これは明らかに文官の為に用意されたものだ。
チョコレートベースにホワイトチョコで「HappyBirthday文官」と書かれた拙い字を見るまでも無くわかる。
ただ、本来はこんな風に気安く声を掛けてもらうことなどある筈の無い灰名とその家族に、 こうして祝ってもらって恐縮してる文官に灰名が気遣っただけなのだ。
そしてその気遣いを無にする事が、一番無礼である事を文官は承知していた。
だから文官のする事は一つ。
「ありがとうございます、灰名様、銀朱様」
と笑って頭を下げた。
声が震えていなかったのに安堵した。
さすがに、感無量で目頭が熱くなっているのだけは知られたくは無かったので。
そしてそんな自分を隠す様に、わざと眉根を寄せて困ったというポーズを取ると、
「しかし、こんな時でも私は『文官』なんですね」
とぼやく。
はははと灰名は笑った。
まったく、この方の所為で誰も彼も私の事を『文官』と呼ぶ様になったというのに、悪びれた様子がありませんね。
そう思って溜息を零したつもりだったが、代わりに唇に浮かんだのは穏やかな笑みだった。
多分久しく浮かべていなかった、心からの笑み―――
それに気付いて気恥ずかしくなり、視線を逸らすと、扉が僅かに開いているのが見えた。
確か扉は、両手の塞がっていた銀朱様に代わって灰名様がきちんと閉めた筈………。
文官が視線を凝らそうとすると、それよりいち早く灰名の声が聴こえた。
「君も入っておいで、花白」
ビクッと扉が僅かに揺れる。
眉を顰めた銀朱が、死角からそっと扉に近付くと、勢い良く扉を開けた。
「わぁっ!!」
という悲鳴に続いて、支える物を無くし、転ぶように小さな塊が飛び込んでくる。
まだ10にもならない小さな少年。
救世主と呼ばれる子供―――花白だ。
「覗き見なんて行儀が悪いぞ」
両手を腰に当て、視線を地面に転がっている花白に合わせる様に身を屈めて、銀朱が一喝する。
花白は身を起こしながら唇を尖らせた。
「この部屋からいい匂いがするからさ。

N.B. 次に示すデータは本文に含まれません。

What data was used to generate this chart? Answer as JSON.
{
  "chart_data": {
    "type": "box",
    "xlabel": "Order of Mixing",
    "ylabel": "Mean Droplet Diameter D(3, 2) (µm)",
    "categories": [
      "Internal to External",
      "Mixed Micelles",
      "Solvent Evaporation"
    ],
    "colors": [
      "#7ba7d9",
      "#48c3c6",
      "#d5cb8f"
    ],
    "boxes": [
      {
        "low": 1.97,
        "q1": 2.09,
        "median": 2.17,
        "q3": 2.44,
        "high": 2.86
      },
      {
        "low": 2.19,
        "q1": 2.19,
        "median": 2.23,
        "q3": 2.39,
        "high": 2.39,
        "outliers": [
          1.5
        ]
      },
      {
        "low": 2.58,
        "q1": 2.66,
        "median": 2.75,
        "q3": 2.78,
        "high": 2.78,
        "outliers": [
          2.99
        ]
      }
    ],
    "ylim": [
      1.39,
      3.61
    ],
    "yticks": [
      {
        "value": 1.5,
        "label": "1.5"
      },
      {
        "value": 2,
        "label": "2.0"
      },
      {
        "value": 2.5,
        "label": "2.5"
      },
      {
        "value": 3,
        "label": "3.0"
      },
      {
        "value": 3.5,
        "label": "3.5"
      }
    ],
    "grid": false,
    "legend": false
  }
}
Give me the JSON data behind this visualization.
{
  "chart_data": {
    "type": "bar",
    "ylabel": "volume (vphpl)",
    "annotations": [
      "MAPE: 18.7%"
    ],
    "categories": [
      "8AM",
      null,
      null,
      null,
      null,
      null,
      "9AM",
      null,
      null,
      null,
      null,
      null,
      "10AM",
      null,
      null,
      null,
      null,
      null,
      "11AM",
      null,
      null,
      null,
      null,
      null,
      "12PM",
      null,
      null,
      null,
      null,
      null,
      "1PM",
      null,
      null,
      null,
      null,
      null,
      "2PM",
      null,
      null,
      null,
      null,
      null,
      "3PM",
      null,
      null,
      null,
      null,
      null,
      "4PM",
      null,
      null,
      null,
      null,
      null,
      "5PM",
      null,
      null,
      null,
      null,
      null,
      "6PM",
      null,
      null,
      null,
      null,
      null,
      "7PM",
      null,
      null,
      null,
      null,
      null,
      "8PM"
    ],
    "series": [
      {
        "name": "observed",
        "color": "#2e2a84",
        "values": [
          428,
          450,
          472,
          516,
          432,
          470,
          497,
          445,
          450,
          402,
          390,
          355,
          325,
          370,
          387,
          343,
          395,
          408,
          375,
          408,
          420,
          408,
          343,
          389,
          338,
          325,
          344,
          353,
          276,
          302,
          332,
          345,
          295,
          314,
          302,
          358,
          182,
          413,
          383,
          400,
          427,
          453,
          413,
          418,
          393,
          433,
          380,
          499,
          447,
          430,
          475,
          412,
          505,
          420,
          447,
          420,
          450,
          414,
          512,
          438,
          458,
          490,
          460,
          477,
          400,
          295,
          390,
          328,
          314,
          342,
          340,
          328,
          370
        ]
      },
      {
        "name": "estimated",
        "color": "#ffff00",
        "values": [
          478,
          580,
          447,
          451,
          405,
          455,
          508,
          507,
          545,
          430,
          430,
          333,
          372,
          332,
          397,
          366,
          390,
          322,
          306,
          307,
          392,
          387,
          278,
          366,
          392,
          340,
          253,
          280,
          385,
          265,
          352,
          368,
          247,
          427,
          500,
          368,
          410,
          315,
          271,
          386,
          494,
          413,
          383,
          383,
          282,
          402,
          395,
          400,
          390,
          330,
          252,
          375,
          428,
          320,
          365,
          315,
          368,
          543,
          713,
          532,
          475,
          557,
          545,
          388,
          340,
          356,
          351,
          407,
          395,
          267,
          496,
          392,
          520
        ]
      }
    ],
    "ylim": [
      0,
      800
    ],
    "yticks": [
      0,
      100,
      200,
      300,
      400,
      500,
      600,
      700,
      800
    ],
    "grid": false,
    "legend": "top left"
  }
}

何かなって思っただけだよ」
「お前…っ!その言い草は何だ」
「まあまあ、お二人とも」
慌てて文官は間を取り持つ。
「銀朱様、今日は私に免じて。花白様、実は灰名様の奥方様とお嬢様がケーキを焼いてくれたんですよ。ご一緒に頂きませんか?」
銀朱はまだ言い足りなかったようだが、文官の言葉に渋々といった様子で引き下がる。
花白は不機嫌さを露わにしたまま、ケーキを見て次いで文官を見た。
「ふぅーん。今日、誕生日なんだ、文官。おめでと」
「ありがとうございます、花白様」
ぶっきらぼうな祝辞ではあったが、文官はにっこりと笑みを浮かべて礼をする。
その一部始終をニコニコ笑みを浮かべながら眺めていた灰名は、パンと一つ手を打って注目を集めると、口を開く。
「さあ、せっかくのケーキの風味が落ちる前に食べようじゃないか」
そしてキラキラと輝く笑顔を向けて、文官に言った。


「誕生日おめでとう」




K家姉
妄想日時:’08.5.7
妄想場所:私邸

文官25歳の誕生日という設定です。
まだまだ灰名様が現役だった頃のお話と言う事で。
あまりにも淡々と話が出来たため、終わり時もわからなくなったという(汗)。